The son, who observed his father's dedication, determination and continued disappointment in his honorable attempts at achieving success; the young man who grew to resent and despise the wealthy population whom he clearly blamed for the distress they consistently caused his father through their corporate manipulation; the young Walter T. Shaw, whose early exposure with organized crime led to a career that awarded him the lifestyle his father only could dream about. With that same determination, passion and drive he learned from his father, the young Walter soon became a ringleader and one of the most celebrated jewel thieves in history. The wealth and lifestyle the young Walter achieved from his involvement with organized crime, which he so wanted to share with his father, is ultimately what caused their separation and later Walter Jr.'s imprisonment. It is this man's great desire to give back to society his father’s legacy!
Walter T. Shaw maintains that it should have been his father who became famous. Although Shaw Sr. died penniless, he invented and patented numerous telephonic breakthroughs including the speakerphone, conference calling, call-forwarding and even the “Red Phone” used by the Eisenhower Administration to contact the Kremlin.

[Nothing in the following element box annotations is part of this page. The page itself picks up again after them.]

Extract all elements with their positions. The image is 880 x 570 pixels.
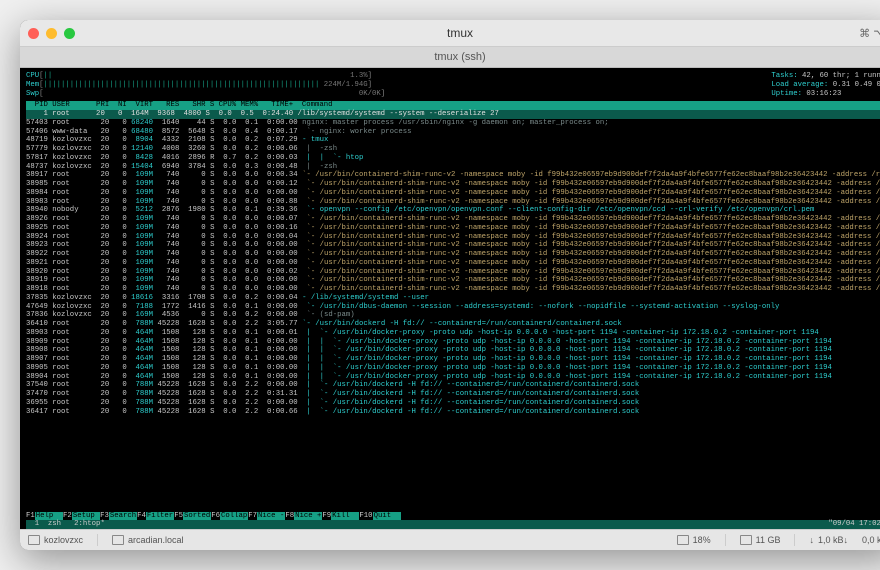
fn-key[interactable]: F5 bbox=[174, 512, 183, 521]
ram-icon bbox=[740, 535, 752, 545]
tab-bar[interactable]: tmux (ssh) bbox=[20, 47, 880, 68]
swp-label: Swp bbox=[26, 90, 39, 98]
tmux-windows[interactable]: 1 zsh 2:htop* bbox=[26, 520, 105, 529]
process-row[interactable]: 38904 root 20 0 464M 1508 128 S 0.0 0.1 … bbox=[26, 373, 880, 382]
status-host: arcadian.local bbox=[112, 535, 184, 545]
iterm-status-bar: kozlovzxc arcadian.local 18% 11 GB ↓ 1,0… bbox=[20, 529, 880, 550]
process-row[interactable]: 38919 root 20 0 109M 740 0 S 0.0 0.0 0:0… bbox=[26, 276, 880, 285]
process-row[interactable]: 57779 kozlovzxc 20 0 12140 4008 3260 S 0… bbox=[26, 145, 880, 154]
uptime-label: Uptime: bbox=[771, 90, 802, 98]
process-row[interactable]: 57406 www-data 20 0 68480 8572 5648 S 0.… bbox=[26, 128, 880, 137]
title-bar: tmux ⌘ ⌥1 bbox=[20, 20, 880, 47]
cpu-bar: || bbox=[44, 72, 53, 80]
minimize-icon[interactable] bbox=[46, 28, 57, 39]
process-row[interactable]: 38922 root 20 0 109M 740 0 S 0.0 0.0 0:0… bbox=[26, 250, 880, 259]
process-row[interactable]: 38921 root 20 0 109M 740 0 S 0.0 0.0 0:0… bbox=[26, 259, 880, 268]
tmux-clock: "09/04 17:02:49 bbox=[828, 520, 880, 529]
process-row[interactable]: 38908 root 20 0 464M 1508 128 S 0.0 0.1 … bbox=[26, 346, 880, 355]
fn-label[interactable]: Collap bbox=[220, 512, 248, 521]
mem-label: Mem bbox=[26, 81, 39, 89]
fn-key[interactable]: F1 bbox=[26, 512, 35, 521]
fn-key[interactable]: F7 bbox=[248, 512, 257, 521]
swp-val: 0K/0K bbox=[359, 90, 381, 98]
uptime-val: 03:16:23 bbox=[806, 90, 841, 98]
terminal-window: tmux ⌘ ⌥1 tmux (ssh) CPU[|| 1.3%] Mem[||… bbox=[20, 20, 880, 550]
process-row[interactable]: 38940 nobody 20 0 5212 2876 1980 S 0.0 0… bbox=[26, 206, 880, 215]
status-net-up: 0,0 kB↑ bbox=[862, 535, 880, 545]
process-row[interactable]: 57817 kozlovzxc 20 0 8428 4016 2896 R 0.… bbox=[26, 154, 880, 163]
fn-key[interactable]: F8 bbox=[285, 512, 294, 521]
fn-label[interactable]: Filter bbox=[146, 512, 174, 521]
process-row[interactable]: 38918 root 20 0 109M 740 0 S 0.0 0.0 0:0… bbox=[26, 285, 880, 294]
fn-label[interactable]: Help bbox=[35, 512, 63, 521]
fn-key[interactable]: F4 bbox=[137, 512, 146, 521]
function-bar: F1Help F2Setup F3SearchF4FilterF5SortedF… bbox=[26, 512, 880, 521]
mem-bar: ||||||||||||||||||||||||||||||||||||||||… bbox=[44, 81, 320, 89]
tasks-label: Tasks: bbox=[771, 72, 797, 80]
fn-label[interactable]: Nice + bbox=[294, 512, 322, 521]
cpu-label: CPU bbox=[26, 72, 39, 80]
cpu-icon bbox=[677, 535, 689, 545]
terminal-content[interactable]: CPU[|| 1.3%] Mem[|||||||||||||||||||||||… bbox=[20, 68, 880, 529]
process-row[interactable]: 47649 kozlovzxc 20 0 7188 1772 1416 S 0.… bbox=[26, 303, 880, 312]
process-row[interactable]: 36417 root 20 0 788M 45228 1628 S 0.0 2.… bbox=[26, 408, 880, 417]
process-row[interactable]: 37836 kozlovzxc 20 0 169M 4536 0 S 0.0 0… bbox=[26, 311, 880, 320]
process-row[interactable]: 38920 root 20 0 109M 740 0 S 0.0 0.0 0:0… bbox=[26, 268, 880, 277]
process-row[interactable]: 48737 kozlovzxc 20 0 15404 6940 3784 S 0… bbox=[26, 163, 880, 172]
user-icon bbox=[28, 535, 40, 545]
process-row[interactable]: 37540 root 20 0 788M 45228 1628 S 0.0 2.… bbox=[26, 381, 880, 390]
cpu-val: 1.3% bbox=[350, 72, 368, 80]
tmux-status-bar: 1 zsh 2:htop* "09/04 17:02:49 bbox=[26, 520, 880, 529]
process-row-selected[interactable]: 1 root 20 0 164M 9368 4800 S 0.0 0.5 0:2… bbox=[26, 110, 880, 119]
fn-label[interactable]: Kill bbox=[331, 512, 359, 521]
traffic-lights bbox=[28, 28, 75, 39]
process-row[interactable]: 38917 root 20 0 109M 740 0 S 0.0 0.0 0:0… bbox=[26, 171, 880, 180]
process-row[interactable]: 38985 root 20 0 109M 740 0 S 0.0 0.0 0:0… bbox=[26, 180, 880, 189]
process-row[interactable]: 38926 root 20 0 109M 740 0 S 0.0 0.0 0:0… bbox=[26, 215, 880, 224]
process-row[interactable]: 57403 root 20 0 68240 1640 44 S 0.0 0.1 … bbox=[26, 119, 880, 128]
process-row[interactable]: 36410 root 20 0 788M 45228 1628 S 0.0 2.… bbox=[26, 320, 880, 329]
process-row[interactable]: 38924 root 20 0 109M 740 0 S 0.0 0.0 0:0… bbox=[26, 233, 880, 242]
fn-key[interactable]: F3 bbox=[100, 512, 109, 521]
process-row[interactable]: 38907 root 20 0 464M 1508 128 S 0.0 0.1 … bbox=[26, 355, 880, 364]
process-row[interactable]: 38983 root 20 0 109M 740 0 S 0.0 0.0 0:0… bbox=[26, 198, 880, 207]
mem-val: 224M/1.94G bbox=[324, 81, 368, 89]
maximize-icon[interactable] bbox=[64, 28, 75, 39]
process-row[interactable]: 38923 root 20 0 109M 740 0 S 0.0 0.0 0:0… bbox=[26, 241, 880, 250]
fn-label[interactable]: Nice - bbox=[257, 512, 285, 521]
load-val: 0.31 0.49 0.55 bbox=[833, 81, 880, 89]
process-row[interactable]: 38903 root 20 0 464M 1508 128 S 0.0 0.1 … bbox=[26, 329, 880, 338]
status-net: ↓ 1,0 kB↓ bbox=[809, 535, 848, 545]
fn-key[interactable]: F6 bbox=[211, 512, 220, 521]
fn-label[interactable]: Quit bbox=[373, 512, 401, 521]
process-header[interactable]: PID USER PRI NI VIRT RES SHR S CPU% MEM%… bbox=[26, 101, 880, 110]
load-label: Load average: bbox=[771, 81, 828, 89]
fn-key[interactable]: F9 bbox=[322, 512, 331, 521]
status-ram: 11 GB bbox=[740, 535, 781, 545]
process-row[interactable]: 37470 root 20 0 788M 45228 1628 S 0.0 2.… bbox=[26, 390, 880, 399]
status-cpu: 18% bbox=[677, 535, 711, 545]
tab-label: tmux (ssh) bbox=[434, 51, 485, 63]
fn-key[interactable]: F10 bbox=[359, 512, 372, 521]
tasks-val: 42, 60 thr; 1 running bbox=[802, 72, 880, 80]
fn-label[interactable]: Search bbox=[109, 512, 137, 521]
process-row[interactable]: 37835 kozlovzxc 20 0 18616 3316 1708 S 0… bbox=[26, 294, 880, 303]
process-row[interactable]: 36955 root 20 0 788M 45228 1628 S 0.0 2.… bbox=[26, 399, 880, 408]
window-shortcut: ⌘ ⌥1 bbox=[859, 27, 880, 40]
host-icon bbox=[112, 535, 124, 545]
process-row[interactable]: 38905 root 20 0 464M 1508 128 S 0.0 0.1 … bbox=[26, 364, 880, 373]
process-list[interactable]: 57403 root 20 0 68240 1640 44 S 0.0 0.1 … bbox=[26, 119, 880, 512]
process-row[interactable]: 38925 root 20 0 109M 740 0 S 0.0 0.0 0:0… bbox=[26, 224, 880, 233]
fn-label[interactable]: Setup bbox=[72, 512, 100, 521]
fn-key[interactable]: F2 bbox=[63, 512, 72, 521]
fn-label[interactable]: Sorted bbox=[183, 512, 211, 521]
meters: CPU[|| 1.3%] Mem[|||||||||||||||||||||||… bbox=[26, 72, 880, 98]
process-row[interactable]: 38984 root 20 0 109M 740 0 S 0.0 0.0 0:0… bbox=[26, 189, 880, 198]
close-icon[interactable] bbox=[28, 28, 39, 39]
status-user: kozlovzxc bbox=[28, 535, 83, 545]
process-row[interactable]: 38909 root 20 0 464M 1508 128 S 0.0 0.1 … bbox=[26, 338, 880, 347]
window-title: tmux bbox=[447, 26, 473, 40]
process-row[interactable]: 48719 kozlovzxc 20 0 8904 4332 2108 S 0.… bbox=[26, 136, 880, 145]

However, as a systems engineer for Bell, the most powerful monopoly of that time, he was stopped from marketing his inventions.

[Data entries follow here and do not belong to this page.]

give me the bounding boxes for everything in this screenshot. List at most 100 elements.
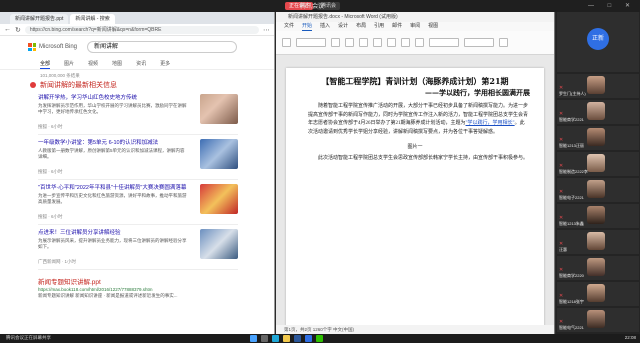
document-title: 【智能工程学院】青训计划（海豚养成计划）第21期: [321, 76, 509, 86]
microsoft-logo-icon: [28, 43, 36, 51]
participant-tile-self[interactable]: 正新: [557, 12, 639, 72]
screen: 正在讲述 腾讯会 — □ ✕ 新闻讲解开题报告.ppt 新闻讲解 - 搜索 ← …: [0, 0, 640, 343]
ribbon-tab-layout[interactable]: 布局: [356, 22, 366, 31]
address-bar[interactable]: https://cn.bing.com/search?q=新闻讲解&qs=n&f…: [24, 25, 259, 34]
participant-tile[interactable]: ✕ 智能1213汪丽: [557, 126, 639, 150]
ribbon-tabs: 文件 开始 插入 设计 布局 引用 邮件 审阅 视图: [276, 22, 554, 31]
bold-icon[interactable]: [345, 38, 354, 47]
ppt-result-link[interactable]: 新闻专题知识讲解.ppt: [0, 270, 274, 286]
participant-tile[interactable]: ✕ 汪惠: [557, 230, 639, 254]
participant-video: [587, 76, 605, 94]
taskbar-icons: [250, 335, 323, 342]
browser-tab-search[interactable]: 新闻讲解 - 搜索: [70, 14, 115, 24]
taskbar: 腾讯会议正在屏幕共享 22:08: [0, 334, 640, 343]
scope-images[interactable]: 图片: [64, 58, 74, 69]
align-left-icon[interactable]: [387, 38, 396, 47]
participant-tile[interactable]: ✕ 智能电气2221: [557, 308, 639, 332]
participant-video: [587, 310, 605, 328]
participant-tile[interactable]: ✕ 智能1213朱鑫: [557, 204, 639, 228]
news-item[interactable]: 一年级数学小讲堂：第5单元 6-10的认识和加减法 人教版第一册数学讲解，原创讲…: [38, 135, 238, 180]
browser-tab-strip: 新闻讲解开题报告.ppt 新闻讲解 - 搜索: [0, 12, 274, 24]
participant-tile[interactable]: ✕ 智能制造2222李: [557, 152, 639, 176]
window-controls[interactable]: — □ ✕: [588, 2, 636, 9]
news-item[interactable]: 点进来！三位讲解员分享讲解经验 为展示讲解员风采，提升讲解员业务能力，现将三位讲…: [38, 225, 238, 270]
participant-tile[interactable]: ✕ 智能电子2221: [557, 178, 639, 202]
scope-more[interactable]: 更多: [160, 58, 170, 69]
news-item-title[interactable]: 一年级数学小讲堂：第5单元 6-10的认识和加减法: [38, 135, 188, 146]
document-subtitle: ——学以践行，学用相长圆满开展: [425, 88, 530, 97]
avatar: 正新: [587, 28, 609, 50]
news-item-desc: 为展示讲解员风采，提升讲解员业务能力，现将三位讲解员的讲解经验分享如下。: [38, 238, 187, 249]
search-header: Microsoft Bing 新闻讲解: [0, 36, 274, 58]
news-section-title[interactable]: 新闻讲解的最新相关信息: [40, 80, 117, 90]
news-thumbnail[interactable]: [200, 139, 238, 169]
underline-icon[interactable]: [373, 38, 382, 47]
back-icon[interactable]: ←: [4, 26, 11, 33]
participant-name: 智能商学2221: [559, 117, 584, 122]
browser-window: 新闻讲解开题报告.ppt 新闻讲解 - 搜索 ← ↻ https://cn.bi…: [0, 12, 275, 334]
participant-tile[interactable]: ✕ 智能1218张宇: [557, 282, 639, 306]
search-icon[interactable]: [261, 335, 268, 342]
paste-icon[interactable]: [282, 38, 291, 47]
ribbon-tab-design[interactable]: 设计: [338, 22, 348, 31]
scope-news[interactable]: 资讯: [136, 58, 146, 69]
ribbon-tab-mailings[interactable]: 邮件: [392, 22, 402, 31]
styles-gallery-2[interactable]: [464, 38, 494, 47]
scope-all[interactable]: 全部: [40, 58, 51, 69]
font-name-select[interactable]: [296, 38, 326, 47]
ribbon-tab-insert[interactable]: 插入: [320, 22, 330, 31]
meeting-icon[interactable]: [305, 335, 312, 342]
news-item-source: 广西新闻网 · 1小时: [38, 259, 77, 264]
participants-panel: 正新 ✕ 罗生门(主持人) ✕ 智能商学2221 ✕ 智能1213汪丽 ✕ 智能…: [556, 12, 640, 334]
news-thumbnail[interactable]: [200, 94, 238, 124]
word-icon[interactable]: [294, 335, 301, 342]
font-size-select[interactable]: [331, 38, 340, 47]
news-item-title[interactable]: 讲解开学热，学习华山红色校史地方传统: [38, 90, 188, 101]
ribbon-tab-view[interactable]: 视图: [428, 22, 438, 31]
taskbar-clock[interactable]: 22:08: [625, 335, 636, 340]
news-item[interactable]: 讲解开学热，学习华山红色校史地方传统 为发挥讲解员示范作用，华山学校开展的学习讲…: [38, 90, 238, 135]
result-count: 101,000,000 条结果: [40, 73, 80, 78]
participant-name: 智能1213汪丽: [559, 143, 584, 148]
ribbon-tab-file[interactable]: 文件: [284, 22, 294, 31]
browser-tab-ppt[interactable]: 新闻讲解开题报告.ppt: [10, 14, 69, 24]
participant-tile[interactable]: ✕ 智能商学2221: [557, 100, 639, 124]
word-status-bar: 第1页，共2页 1260个字 中文(中国): [276, 325, 554, 334]
participant-name: 智能电子2221: [559, 195, 584, 200]
news-item-title[interactable]: "百世华·心平和"2022年平和县"十佳讲解员"大赛决赛圆满落幕: [38, 180, 188, 191]
refresh-icon[interactable]: ↻: [15, 26, 21, 34]
news-item-title[interactable]: 点进来！三位讲解员分享讲解经验: [38, 225, 188, 236]
align-center-icon[interactable]: [401, 38, 410, 47]
news-thumbnail[interactable]: [200, 229, 238, 259]
italic-icon[interactable]: [359, 38, 368, 47]
ribbon-tab-references[interactable]: 引用: [374, 22, 384, 31]
explorer-icon[interactable]: [283, 335, 290, 342]
edge-icon[interactable]: [272, 335, 279, 342]
ribbon-tab-home[interactable]: 开始: [302, 22, 313, 31]
ribbon-tab-review[interactable]: 审阅: [410, 22, 420, 31]
news-item-source: 搜狐 · 6小时: [38, 169, 63, 174]
wechat-icon[interactable]: [316, 335, 323, 342]
taskbar-share-text: 腾讯会议正在屏幕共享: [6, 335, 51, 340]
more-icon[interactable]: ⋯: [263, 26, 270, 34]
bing-logo[interactable]: Microsoft Bing: [28, 43, 77, 51]
word-window: 新闻讲解开题报告.docx - Microsoft Word (试用版) 文件 …: [276, 12, 555, 334]
participant-video: [587, 128, 605, 146]
styles-gallery[interactable]: [429, 38, 459, 47]
participant-name: 汪惠: [559, 247, 567, 252]
participant-name: 智能1218张宇: [559, 299, 584, 304]
bing-logo-text: Microsoft Bing: [39, 44, 78, 50]
scope-maps[interactable]: 地图: [112, 58, 122, 69]
news-item[interactable]: "百世华·心平和"2022年平和县"十佳讲解员"大赛决赛圆满落幕 为进一步宣传平…: [38, 180, 238, 225]
align-right-icon[interactable]: [415, 38, 424, 47]
document-page[interactable]: 【智能工程学院】青训计划（海豚养成计划）第21期 ——学以践行，学用相长圆满开展…: [286, 68, 544, 326]
find-icon[interactable]: [499, 38, 508, 47]
participant-tile[interactable]: ✕ 智能商学2220: [557, 256, 639, 280]
participant-video: [587, 284, 605, 302]
participant-tile[interactable]: ✕ 罗生门(主持人): [557, 74, 639, 98]
news-thumbnail[interactable]: [200, 184, 238, 214]
search-input[interactable]: 新闻讲解: [87, 41, 238, 53]
news-item-source: 搜狐 · 6小时: [38, 124, 63, 129]
windows-start-icon[interactable]: [250, 335, 257, 342]
scope-videos[interactable]: 视频: [88, 58, 98, 69]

Shaw Sr., desperate for money, turned to the mafia and designed the “black box” that allowed Mob bookmakers to make toll-free, untraceable calls. However, it was this device that landed Shaw Sr. in front of a Senate subcommittee and Robert F. Kennedy, for which he was later convicted.
Watching in anger as his father was under Senate investigation for organized crime, Walter T. Shaw, then 12, was comforted by an unlikely figure; New York mob boss Carlo Gambino. He whispered to Walter, “The only difference between us and these politicians, judges and senators, is they have a license to steal and we don't need one.”